La grippe aviaire se propage : les écuries sont obligatoires dans plusieurs quartiers !
En raison de la grippe aviaire, le district de Märkisch-Oderland impose des exigences stables aux éleveurs de volailles commerciaux. Informez-vous sur les mesures et évolutions en cours.

La grippe aviaire se propage : les écuries sont obligatoires dans plusieurs quartiers !
La grippe aviaire continue de se propager et suscite l'émoi dans de nombreuses régions d'Allemagne. Le district de Märkisch-Oderland impose actuellement des exigences stables aux éleveurs de volailles commerciaux. Cette réglementation ne concerne pas les propriétaires privés, mais la situation reste tendue. Il en va de même dans le district d'Oberhavel, qui a également déclaré l'obligation pour tous les éleveurs de volailles de disposer d'écuries après la découverte d'oiseaux sauvages infectés. Les troupeaux de volailles de Kremmen ont déjà réduit leurs stocks et ont dû tuer de nombreux animaux pour empêcher une nouvelle propagation. Dans la ville de Cottbus et dans le district de la Spree-Neisse, l'exigence de stabilité entrera également en vigueur à partir de mercredi, tandis que l'Uckermark prendra également des mesures à partir de dimanche pour arrêter la dangereuse propagation du virus.
La découverte du premier cas de grippe aviaire à Potsdam, lorsqu'une grue morte a été découverte, est particulièrement alarmante. Cela montre clairement la gravité de la situation, car tant le district de Teltow-Fläming que le district d'Elbe-Elster introduisent à partir de mercredi des exigences stables, qui interdisent également toutes les expositions et marchés de volailles. À partir du 2 novembre, les éleveurs de volailles devront garder leurs animaux dans des étables fermées ou sous des dispositifs de protection spéciaux pour éviter tout risque d'infection, comme le rapporte Top Agrar.
Conséquences pour la filière avicole
Les effets de la grippe aviaire ne doivent pas être sous-estimés. Plus de 200 000 poulets, oies, canards et dindes ont déjà dû être tués à cause de la maladie, ce qui conduit les éleveurs de volailles à réclamer un logement obligatoire à l'échelle nationale. Georg Heitlinger, de l'Association nationale de l'industrie avicole du Bade-Wurtemberg, souligne l'urgence de ces mesures pour protéger les animaux et empêcher la propagation du virus. L'Association centrale de l'industrie avicole allemande (ZDG) met également en garde contre d'éventuels goulots d'étranglement dans l'approvisionnement en œufs et en viande de volaille.
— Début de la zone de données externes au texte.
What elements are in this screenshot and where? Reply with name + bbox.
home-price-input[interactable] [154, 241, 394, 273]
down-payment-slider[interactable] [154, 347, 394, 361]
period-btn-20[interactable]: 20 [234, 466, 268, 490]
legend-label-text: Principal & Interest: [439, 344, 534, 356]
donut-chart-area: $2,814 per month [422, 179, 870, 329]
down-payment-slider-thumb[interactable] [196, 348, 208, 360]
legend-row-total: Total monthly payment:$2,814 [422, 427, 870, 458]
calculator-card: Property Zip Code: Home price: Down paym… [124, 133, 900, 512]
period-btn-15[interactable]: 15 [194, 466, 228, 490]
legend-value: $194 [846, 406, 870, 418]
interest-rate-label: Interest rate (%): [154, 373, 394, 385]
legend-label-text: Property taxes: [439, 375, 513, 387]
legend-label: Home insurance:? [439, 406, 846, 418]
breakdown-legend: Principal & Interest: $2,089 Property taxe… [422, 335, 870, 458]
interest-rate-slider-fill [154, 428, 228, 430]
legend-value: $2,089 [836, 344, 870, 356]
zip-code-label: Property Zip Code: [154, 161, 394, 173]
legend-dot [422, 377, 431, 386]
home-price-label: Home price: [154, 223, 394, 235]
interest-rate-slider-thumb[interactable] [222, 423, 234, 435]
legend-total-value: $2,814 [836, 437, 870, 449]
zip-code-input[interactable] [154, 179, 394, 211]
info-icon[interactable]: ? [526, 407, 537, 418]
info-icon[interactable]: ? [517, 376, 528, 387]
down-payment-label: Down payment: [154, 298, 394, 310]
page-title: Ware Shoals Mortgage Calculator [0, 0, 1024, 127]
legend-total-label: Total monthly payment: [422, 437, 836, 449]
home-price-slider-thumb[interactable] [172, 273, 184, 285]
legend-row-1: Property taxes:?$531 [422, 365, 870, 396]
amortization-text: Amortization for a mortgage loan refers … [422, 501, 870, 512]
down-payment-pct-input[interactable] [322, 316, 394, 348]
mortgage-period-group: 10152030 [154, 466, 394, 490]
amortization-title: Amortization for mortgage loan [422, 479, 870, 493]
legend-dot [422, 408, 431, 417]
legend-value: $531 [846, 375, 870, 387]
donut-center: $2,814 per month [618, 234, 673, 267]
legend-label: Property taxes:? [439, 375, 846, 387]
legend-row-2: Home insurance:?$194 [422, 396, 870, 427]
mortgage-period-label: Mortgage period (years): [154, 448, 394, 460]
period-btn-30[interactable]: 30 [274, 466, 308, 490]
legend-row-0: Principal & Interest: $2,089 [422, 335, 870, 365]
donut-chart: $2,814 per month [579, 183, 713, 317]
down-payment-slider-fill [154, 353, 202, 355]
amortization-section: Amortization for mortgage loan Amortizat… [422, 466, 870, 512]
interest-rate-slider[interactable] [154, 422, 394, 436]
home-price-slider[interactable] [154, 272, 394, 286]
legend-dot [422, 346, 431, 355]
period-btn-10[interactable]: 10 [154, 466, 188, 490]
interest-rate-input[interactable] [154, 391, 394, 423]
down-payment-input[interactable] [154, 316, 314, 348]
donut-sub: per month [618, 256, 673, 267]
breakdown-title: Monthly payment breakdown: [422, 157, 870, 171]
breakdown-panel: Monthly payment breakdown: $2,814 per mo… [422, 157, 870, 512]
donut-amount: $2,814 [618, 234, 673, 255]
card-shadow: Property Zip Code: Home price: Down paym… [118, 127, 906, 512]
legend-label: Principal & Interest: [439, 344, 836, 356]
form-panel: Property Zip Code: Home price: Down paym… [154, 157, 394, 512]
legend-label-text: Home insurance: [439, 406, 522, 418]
Le président du ZDG, Hans-Peter Goldnick, appelle à faire avancer le débat sur les stratégies de vaccination et les adaptations de la législation relative aux maladies animales, d'autant plus que d'autres pays ont jusqu'à présent refusé d'importer des produits issus de volailles vaccinées, comme le rapporte le Tagesschau.
L'évaluation des risques réalisée par l'Institut Friedrich Loeffler (FLI) a été élevée, ce qui signifie que les inquiétudes de l'industrie avicole ne sont pas sans fondement. Cela se reflète également dans le nombre de cas d'infection enregistrés jusqu'à présent : 50 dans des élevages de volailles, dont 26 pour le seul mois d'octobre. Les oiseaux sauvages, notamment les grues, sont considérés comme porteurs de la grippe aviaire. Par exemple, environ 1 200 grues sont mortes dans le nord-ouest du Brandebourg, ce qui a entraîné une interdiction du commerce des œufs et des produits carnés.
L'évolution des prix en un coup d'œil
Avec tout le chaos qui règne dans l’industrie, la question des prix demeure. L'industrie avicole allemande en particulier ne s'attend pas à de fortes fluctuations des prix des produits avicoles, malgré l'abattage massif d'animaux de ferme. Goldnick a déclaré aux médias qu’il ne croyait pas à une explosion des prix à court terme. Reste toutefois à voir comment la situation évoluera. La majorité des oies vendues en Allemagne sont importées, c'est pourquoi il est important de surveiller de près les tendances liées à la « migration de la peste » à travers l'Allemagne et l'Europe. La saison d'abattage des oies commence traditionnellement avant la Saint-Martin, le 11 novembre, ce qui apporte une incertitude supplémentaire, note le MDR.
Dans l’ensemble, la situation reste tendue et il est clair que les éleveurs de volailles comme les consommateurs doivent se préparer à de nouveaux développements.